Arzthaftung für Fehler anderer

von Lieb Rechtsanwälte

Wird aufgrund eines ärztlichen Behandlungsfehlers eine weitere Operation erforderlich und kommt es beim zweiten Eingriff zu komplikationen, haften Arzt und Klinik des ersten Eingriffs auch in diesem Fall.

Wie der BGH mit Urteil vom 21.12.2011 - Az.: VI ZR 157/11 entschieden hat, spielt es keine Rolle, ob es sich um übliche Komplikationen handelt, die ihrerseits nicht medizinisch durch den Fehler verursacht sind.

Im vorliegenden Fall ging es um eine Patientin, bei der bei einer Koloskopie ein etwa fünf Zentimeter großer Tumor und ein kleiner gestielter Polyp festgestellt worden war. Für beides war eine operative Entfernung vorgesehen, jedoch wurde anschließend lediglich der Polyp entfernt. Der tiefer gelegene Tumor blieb, weshalb die verärgerte Patientin die Klinik wechselte. Dort wurde bei einem weiteren Eingriff auch der vom Tumor betroffene Darmabschnitt entfernt und ein künstlicher Darmausgang gelegt.

Nach dem Zweiteingriff kam es zu verschiedenen Komplikationen, wie eine Wundheilungsstörung im Bereich der Bauchdecke und eine Anastomoseninsuffizienz an der Darmnaht.

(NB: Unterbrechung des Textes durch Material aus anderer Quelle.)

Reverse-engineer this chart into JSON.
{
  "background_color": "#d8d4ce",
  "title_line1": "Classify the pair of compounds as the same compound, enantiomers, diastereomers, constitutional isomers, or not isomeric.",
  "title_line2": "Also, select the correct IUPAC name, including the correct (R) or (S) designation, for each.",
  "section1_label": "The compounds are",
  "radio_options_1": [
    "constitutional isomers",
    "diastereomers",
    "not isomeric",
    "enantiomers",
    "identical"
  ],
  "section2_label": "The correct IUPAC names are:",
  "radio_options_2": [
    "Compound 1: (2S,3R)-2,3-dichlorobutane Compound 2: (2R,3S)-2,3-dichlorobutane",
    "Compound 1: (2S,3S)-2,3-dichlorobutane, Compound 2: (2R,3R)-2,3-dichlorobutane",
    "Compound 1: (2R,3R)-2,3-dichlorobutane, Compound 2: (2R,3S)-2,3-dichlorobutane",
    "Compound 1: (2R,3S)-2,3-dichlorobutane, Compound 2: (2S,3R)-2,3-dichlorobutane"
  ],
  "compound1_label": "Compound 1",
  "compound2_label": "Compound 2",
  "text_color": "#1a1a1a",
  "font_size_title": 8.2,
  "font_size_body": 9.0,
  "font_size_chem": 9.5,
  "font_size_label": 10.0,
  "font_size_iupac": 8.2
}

Der BGH entschied, dass der erste Arzt und seine Klinik der Patientin ein Schmerzensgeld von 40.000 Euro sowie 16.440 Euro für eine Haushaltshilfe bezahlen müssen und erteilte dem Argument, dass der Fehler nichts mit den Komplikationsrisiken der Folgeoperation zu tun habe, eine Absage, da rechtlich und tatsächlich ein "Kausalzusammenhang" gegeben sei. Grund: Ohne den groben Fehler bei der ersten Op wäre der Zweiteingriff gar nicht erforderlich gewesen.

Die Tatsache, dass etwa eine Nahtinsuffizienz auch bei einer Tumorentfernung bei der ersten Operation hätte auftreten können, ließ der BGH ebenfalls nicht gelten. Allein die Möglichkeit, dass ohne den Fehler ein vergleichbarer Schaden auftreten kann, reicht nach Ansicht des BGH nicht aus.